Irish Life and Permanent is considering the sale of the pensions and investments business, Irish Life, and its fund management business, Irish Life Investment Managers, to raise the potential capital bill facing the company after tomorrow's Central Bank stress tests.
This amounts to more than two thirds of the overall business of the company. The estimated capital shortfall is expected to be somewhere between €2 billion and €3 billion to meet mortgage losses under a worst-case scenario and the cost of reducing the size of the bank. The company's banking unit, Permanent TSB, has the worst funding of the six Irish lenders with loans far outstripping deposits.
The sale of Irish Life and Irish Life Investment Managers, both profitable businesses and the biggest players in their respective markets in Ireland, would have to take place before a decision is made on the amount of capital that must be injected by the Government and the determination of the size of the stake taken by the State.
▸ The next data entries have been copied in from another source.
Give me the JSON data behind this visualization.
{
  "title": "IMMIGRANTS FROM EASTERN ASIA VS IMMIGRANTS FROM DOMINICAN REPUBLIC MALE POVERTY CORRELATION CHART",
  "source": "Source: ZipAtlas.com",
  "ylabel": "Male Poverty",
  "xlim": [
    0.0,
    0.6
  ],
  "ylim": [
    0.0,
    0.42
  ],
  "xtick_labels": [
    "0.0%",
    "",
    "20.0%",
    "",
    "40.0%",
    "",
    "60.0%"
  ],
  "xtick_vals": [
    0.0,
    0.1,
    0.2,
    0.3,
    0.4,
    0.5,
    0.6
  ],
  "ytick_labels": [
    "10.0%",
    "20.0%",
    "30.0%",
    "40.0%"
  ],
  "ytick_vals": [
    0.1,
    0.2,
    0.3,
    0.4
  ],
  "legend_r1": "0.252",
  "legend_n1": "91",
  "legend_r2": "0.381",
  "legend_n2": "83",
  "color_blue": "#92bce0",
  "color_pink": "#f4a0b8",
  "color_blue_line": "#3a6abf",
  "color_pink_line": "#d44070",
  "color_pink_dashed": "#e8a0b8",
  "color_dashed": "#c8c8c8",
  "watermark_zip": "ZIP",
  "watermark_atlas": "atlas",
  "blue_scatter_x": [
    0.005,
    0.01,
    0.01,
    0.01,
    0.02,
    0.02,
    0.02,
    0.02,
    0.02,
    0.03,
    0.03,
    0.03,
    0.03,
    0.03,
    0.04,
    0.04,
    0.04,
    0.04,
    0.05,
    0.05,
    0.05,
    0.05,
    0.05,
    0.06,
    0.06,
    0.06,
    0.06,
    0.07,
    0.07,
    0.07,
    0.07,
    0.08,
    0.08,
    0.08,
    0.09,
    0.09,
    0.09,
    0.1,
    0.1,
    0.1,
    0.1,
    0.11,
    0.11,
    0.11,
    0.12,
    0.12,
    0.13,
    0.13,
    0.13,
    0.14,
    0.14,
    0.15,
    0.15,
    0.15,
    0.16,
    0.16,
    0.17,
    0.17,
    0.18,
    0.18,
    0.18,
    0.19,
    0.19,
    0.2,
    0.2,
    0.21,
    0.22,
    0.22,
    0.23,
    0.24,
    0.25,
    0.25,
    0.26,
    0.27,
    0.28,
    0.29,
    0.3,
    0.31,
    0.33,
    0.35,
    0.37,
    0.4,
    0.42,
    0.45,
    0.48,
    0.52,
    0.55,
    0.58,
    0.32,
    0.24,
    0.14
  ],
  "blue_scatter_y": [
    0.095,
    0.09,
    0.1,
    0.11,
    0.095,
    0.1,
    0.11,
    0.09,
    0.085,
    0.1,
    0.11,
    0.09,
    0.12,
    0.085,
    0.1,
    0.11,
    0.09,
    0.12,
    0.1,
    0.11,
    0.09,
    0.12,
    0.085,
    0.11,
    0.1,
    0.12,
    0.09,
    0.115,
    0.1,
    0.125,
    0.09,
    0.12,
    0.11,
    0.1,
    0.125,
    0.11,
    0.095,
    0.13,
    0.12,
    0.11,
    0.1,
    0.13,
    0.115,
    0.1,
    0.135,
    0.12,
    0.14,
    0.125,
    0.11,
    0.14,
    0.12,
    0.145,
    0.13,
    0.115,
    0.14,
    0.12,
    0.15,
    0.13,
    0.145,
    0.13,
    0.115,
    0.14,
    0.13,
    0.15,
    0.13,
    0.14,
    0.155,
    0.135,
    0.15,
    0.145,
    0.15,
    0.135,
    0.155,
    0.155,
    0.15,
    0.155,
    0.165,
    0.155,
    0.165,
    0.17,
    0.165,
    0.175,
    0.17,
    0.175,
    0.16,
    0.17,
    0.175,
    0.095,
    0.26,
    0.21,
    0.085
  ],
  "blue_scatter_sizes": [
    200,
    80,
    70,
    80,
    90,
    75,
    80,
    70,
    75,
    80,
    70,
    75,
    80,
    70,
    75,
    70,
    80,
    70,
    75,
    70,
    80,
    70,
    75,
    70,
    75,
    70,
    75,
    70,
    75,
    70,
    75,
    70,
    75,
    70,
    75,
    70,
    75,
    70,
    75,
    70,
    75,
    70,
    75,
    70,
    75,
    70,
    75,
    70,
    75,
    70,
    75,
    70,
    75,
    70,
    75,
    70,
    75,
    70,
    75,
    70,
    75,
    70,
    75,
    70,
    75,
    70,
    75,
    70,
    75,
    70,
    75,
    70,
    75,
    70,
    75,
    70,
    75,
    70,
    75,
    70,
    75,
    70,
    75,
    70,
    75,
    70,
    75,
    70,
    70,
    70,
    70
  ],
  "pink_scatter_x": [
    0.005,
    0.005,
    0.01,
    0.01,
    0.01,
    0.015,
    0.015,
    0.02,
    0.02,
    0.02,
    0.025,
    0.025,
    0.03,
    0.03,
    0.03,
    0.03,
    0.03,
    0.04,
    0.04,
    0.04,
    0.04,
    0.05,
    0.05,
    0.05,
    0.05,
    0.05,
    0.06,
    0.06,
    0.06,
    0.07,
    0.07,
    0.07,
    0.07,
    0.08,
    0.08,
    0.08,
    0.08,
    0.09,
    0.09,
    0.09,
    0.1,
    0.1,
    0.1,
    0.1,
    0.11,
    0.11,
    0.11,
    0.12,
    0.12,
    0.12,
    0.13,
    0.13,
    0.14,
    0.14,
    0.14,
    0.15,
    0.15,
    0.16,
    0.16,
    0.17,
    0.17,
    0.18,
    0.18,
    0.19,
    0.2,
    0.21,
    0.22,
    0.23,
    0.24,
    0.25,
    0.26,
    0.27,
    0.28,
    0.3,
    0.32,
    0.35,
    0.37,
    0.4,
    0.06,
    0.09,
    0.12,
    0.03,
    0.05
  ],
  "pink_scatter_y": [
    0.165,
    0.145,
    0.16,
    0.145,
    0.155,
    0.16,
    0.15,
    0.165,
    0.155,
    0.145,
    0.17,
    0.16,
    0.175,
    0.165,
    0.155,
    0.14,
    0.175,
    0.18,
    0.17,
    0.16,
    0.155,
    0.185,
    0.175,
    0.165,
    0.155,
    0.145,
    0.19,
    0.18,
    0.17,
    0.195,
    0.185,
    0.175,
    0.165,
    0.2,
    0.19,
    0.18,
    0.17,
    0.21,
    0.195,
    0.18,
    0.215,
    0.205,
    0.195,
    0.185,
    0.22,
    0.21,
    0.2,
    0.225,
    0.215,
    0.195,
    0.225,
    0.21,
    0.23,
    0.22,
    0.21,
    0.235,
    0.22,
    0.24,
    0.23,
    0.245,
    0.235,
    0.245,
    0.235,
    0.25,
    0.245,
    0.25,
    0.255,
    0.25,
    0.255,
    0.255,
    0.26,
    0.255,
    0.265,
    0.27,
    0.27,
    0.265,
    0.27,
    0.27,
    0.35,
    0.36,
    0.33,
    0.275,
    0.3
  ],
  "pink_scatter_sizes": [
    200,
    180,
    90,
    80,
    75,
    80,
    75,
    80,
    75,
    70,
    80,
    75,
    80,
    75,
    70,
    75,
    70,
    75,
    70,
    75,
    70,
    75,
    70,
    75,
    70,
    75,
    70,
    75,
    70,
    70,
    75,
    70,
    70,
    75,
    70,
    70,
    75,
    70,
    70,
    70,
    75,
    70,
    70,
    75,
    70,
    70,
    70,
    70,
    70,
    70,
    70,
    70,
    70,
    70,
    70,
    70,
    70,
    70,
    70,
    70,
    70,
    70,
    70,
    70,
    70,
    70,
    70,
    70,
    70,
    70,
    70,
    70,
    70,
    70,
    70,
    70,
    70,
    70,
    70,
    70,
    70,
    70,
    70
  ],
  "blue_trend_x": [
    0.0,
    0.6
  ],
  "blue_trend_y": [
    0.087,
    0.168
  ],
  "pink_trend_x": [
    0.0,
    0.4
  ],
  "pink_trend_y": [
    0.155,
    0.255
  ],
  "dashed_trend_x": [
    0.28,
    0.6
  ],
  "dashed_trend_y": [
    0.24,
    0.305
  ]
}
The scale of the capital required is likely to push the company into majority Government control with the State taking a share of more than 50 per cent.
Allied Irish Banks and Bank of Ireland both were required to dispose of businesses and assets over the past year as part of the recapitalisation of both institutions. Irish Life and Permanent would have to do the same before Government decides how much capital would be required for the business.
Trading in the bank's shares has been put on hold in Dublin and London until Friday. The bank, the nation's only government-guaranteed lender to avoid a bailout so far, shed 45 per cent of its share price yesterday after reports the stress test results would push it into Government ownership.
In a statement this morning, the lender said it "notes the recent media comment" on its expected capital requirement after the stress tests.
The tests "are not completed and the quantum of capital that may be required by the group, and the source of that capital, is not yet finalised".
Minister for Enterprise, Jobs and Innovation Richard Bruton said this round of stress tests have to be so tough and fair that they remove any doubts of the state of the country's beleaguered banking sector.
"We need finally an honest assessment, one that is based on best international practices," he told German newspaper Handelsblatt. "Afterwards there can be no feeling that people are looking at Irish banks through rose-tinted glasses ... Our ambition is to clean the table and we will do that."
Shares in AIB closed the session 2.6 per cent higher, at 18.9 cent. Bank of Ireland fell almost 11 per cent to 22 cent.
The company is expected to need between €2 billion and €3 billion in capital to cover higher mortgage losses at its bank, Permanent TSB, and the cost of selling excess assets to reduce its size over the next three years.
Permanent TSB today moved to reassure deposit holders and mortgage account customers that there would be no changes to their position.
Chief executive David Guinane said regardless of the outcome of the stress tests, the position of deposit holders was guaranteed.
"Clearly these are difficult days for the entire banking industry in Ireland but I can absolutely reassure customers - including those customers who have recently joined us from Irish Nationwide - that there nothing that may occur over the coming days will in any way change the deposit guarantee that they have enjoyed in recent months or that they would enjoy in any other bank in Ireland," he said.
"This process is about ensuring that Irish banks are even stronger in the months and years ahead and capable of withstanding the most difficult circumstances imaginable. It doesn't mean that those circumstances are expected but it does mean that even were they to emerge, the banks will have the strength to get through them."
The governing council of the European Central Bank (ECB) has yet to decide whether it will proceed with a new medium-term liquidity facility for Ireland’s banks, an informed source said last night.
Amid intensive discussions about a years-long support programme tailor-made for the Irish lenders, uncertainty remains over the legality of providing such aid for banks which are not held to be financially sound.
There are fears in some quarters that such a scheme would leave the ECB open to legal attack under the EU treaties as an initiative for the direct monetary financing of government liabilities. In this context, legal advisers are reviewing Article 123 of the Treaty on the Functioning of the EU, which prohibits “overdraft facilities or any other type of credit facility with the ECB” in favour of central governments or the public undertakings of member states.
The ECB governing council has yet to see the Government’s proposed restructuring plan for the banks. It wants a specific commitment from the Government to execute such a plan in its entirety in the years ahead.
Mr Bruton said it was hard to ease Irish banks' dependence on central bank liquidity as long as they were undercapitalised.
"It is very difficult to improve banks' liquidity need, when there is a feeling that banks do not have enough capital," he said.
Majority Government control of Irish Life & Permanent is now considered inevitable given the amount of cash it must raise following the capital and funding stress tests. The share price collapse yesterday – down 34 cent to 41 cent – gives the company a market value of €110 million.
The Department of Finance moved to reassure IL&P depositors last night, saying that the stress tests would set capital requirements to make the banks sustainable and safeguard deposits.
IL&P is expected to name Alan Cook, the former managing director of Post Office, the financial services company owned by the Royal Mail in the UK, as the company’s new chairman after Gillian Bowler steps down tomorrow.